Personal information
- Full name: Manuel Catano
- Position: Midfielder

Youth career
- 1991: UMKC Kangaroos
- 1992–1994: Park College

Senior career*
- Years: Team / Apps / (Gls)
- 1995: Des Moines Menace
- 1996: Hawaii Tsunami
- 1998: Atlanta Attack (indoor)
- 1997–1998: Tallahassee Scorpions (indoor)

= Manny Catano =

American soccer player and coach

Manuel “Manny” Catano is an American retired soccer midfielder who played professionally in the USISL. He is a firefighter and coaches girls soccer.

==Career==
Catano graduated from Blue Springs High School in Blue Springs, Missouri where he was an All State high school soccer player. In 1991, he played soccer at the University of Missouri–Kansas City. That season, he led the Kangaroos in goals and points. He then transferred to Park College where he finished his collegiate career. In 1995, he played for the Des Moines Menace in the USISL. In February 1996, the Columbus Crew selected Catano in the sixteenth round (151st overall) of the 1996 MLS Inaugural Player Draft.

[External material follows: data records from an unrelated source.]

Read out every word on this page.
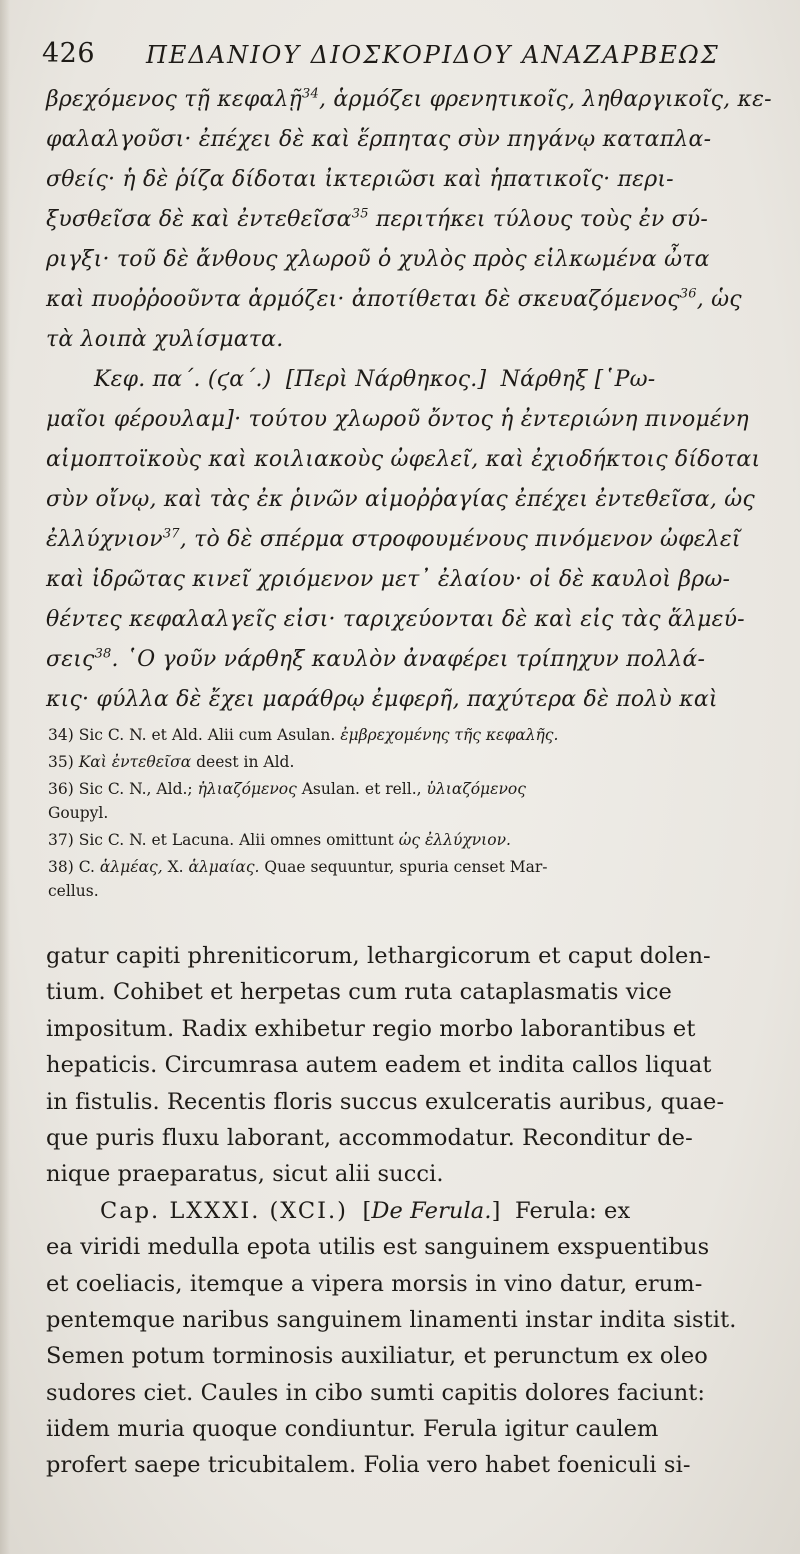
426 ΠΕΔΑΝΙΟΥ ΔΙΟΣΚΟΡΙΔΟΥ ΑΝΑΖΑΡΒΕΩΣ
βρεχόμενος τῇ κεφαλῇ$^{34}$, ἁρμόζει φρενητικοῖς, ληθαργικοῖς, κε-
φαλαλγοῦσι· ἐπέχει δὲ καὶ ἕρπητας σὺν πηγάνῳ καταπλα-
σθείς· ἡ δὲ ῥίζα δίδοται ἰκτεριῶσι καὶ ἡπατικοῖς· περι-
ξυσθεῖσα δὲ καὶ ἐντεθεῖσα$^{35}$ περιτήκει τύλους τοὺς ἐν σύ-
ριγξι· τοῦ δὲ ἄνθους χλωροῦ ὁ χυλὸς πρὸς εἱλκωμένα ὦτα
καὶ πυοῤῥοοῦντα ἁρμόζει· ἀποτίθεται δὲ σκευαζόμενος$^{36}$, ὡς
τὰ λοιπὰ χυλίσματα.
Κεφ. πα΄. (ϛα΄.) [Περὶ Νάρθηκος.] Νάρθηξ [῾Ρω-
μαῖοι φέρουλαμ]· τούτου χλωροῦ ὄντος ἡ ἐντεριώνη πινομένη
αἱμοπτοϊκοὺς καὶ κοιλιακοὺς ὠφελεῖ, καὶ ἐχιοδήκτοις δίδοται
σὺν οἴνῳ, καὶ τὰς ἐκ ῥινῶν αἱμοῤῥαγίας ἐπέχει ἐντεθεῖσα, ὡς
ἐλλύχνιον$^{37}$, τὸ δὲ σπέρμα στροφουμένους πινόμενον ὠφελεῖ
καὶ ἱδρῶτας κινεῖ χριόμενον μετ᾽ ἐλαίου· οἱ δὲ καυλοὶ βρω-
θέντες κεφαλαλγεῖς εἰσι· ταριχεύονται δὲ καὶ εἰς τὰς ἅλμεύ-
σεις$^{38}$. ῾Ο γοῦν νάρθηξ καυλὸν ἀναφέρει τρίπηχυν πολλά-
κις· φύλλα δὲ ἔχει μαράθρῳ ἐμφερῆ, παχύτερα δὲ πολὺ καὶ
34) Sic C. N. et Ald. Alii cum Asulan. ἐμβρεχομένης τῆς κεφαλῆς.
35) Καὶ ἐντεθεῖσα deest in Ald.
36) Sic C. N., Ald.; ἠλιαζόμενος Asulan. et rell., ὑλιαζόμενος
Goupyl.
37) Sic C. N. et Lacuna. Alii omnes omittunt ὡς ἐλλύχνιον.
38) C. ἁλμέας, X. ἁλμαίας. Quae sequuntur, spuria censet Mar-
cellus.
gatur capiti phreniticorum, lethargicorum et caput dolen-
tium. Cohibet et herpetas cum ruta cataplasmatis vice
impositum. Radix exhibetur regio morbo laborantibus et
hepaticis. Circumrasa autem eadem et indita callos liquat
in fistulis. Recentis floris succus exulceratis auribus, quae-
que puris fluxu laborant, accommodatur. Reconditur de-
nique praeparatus, sicut alii succi.
Cap. LXXXI. (XCI.)  [De Ferula.]  Ferula: ex
ea viridi medulla epota utilis est sanguinem exspuentibus
et coeliacis, itemque a vipera morsis in vino datur, erum-
pentemque naribus sanguinem linamenti instar indita sistit.
Semen potum torminosis auxiliatur, et perunctum ex oleo
sudores ciet. Caules in cibo sumti capitis dolores faciunt:
iidem muria quoque condiuntur. Ferula igitur caulem
profert saepe tricubitalem. Folia vero habet foeniculi si-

On March 26, 1996, the Crew waived him and he moved to the Hawaii Tsunami for the 1996 season. On August 16, 1997, Catano signed with the Tallahassee Scorpions of the Eastern Indoor Soccer League. That winter, he spent time with the Kansas City Attack of the National Professional Soccer League. He was back with the Scorpions in 1998.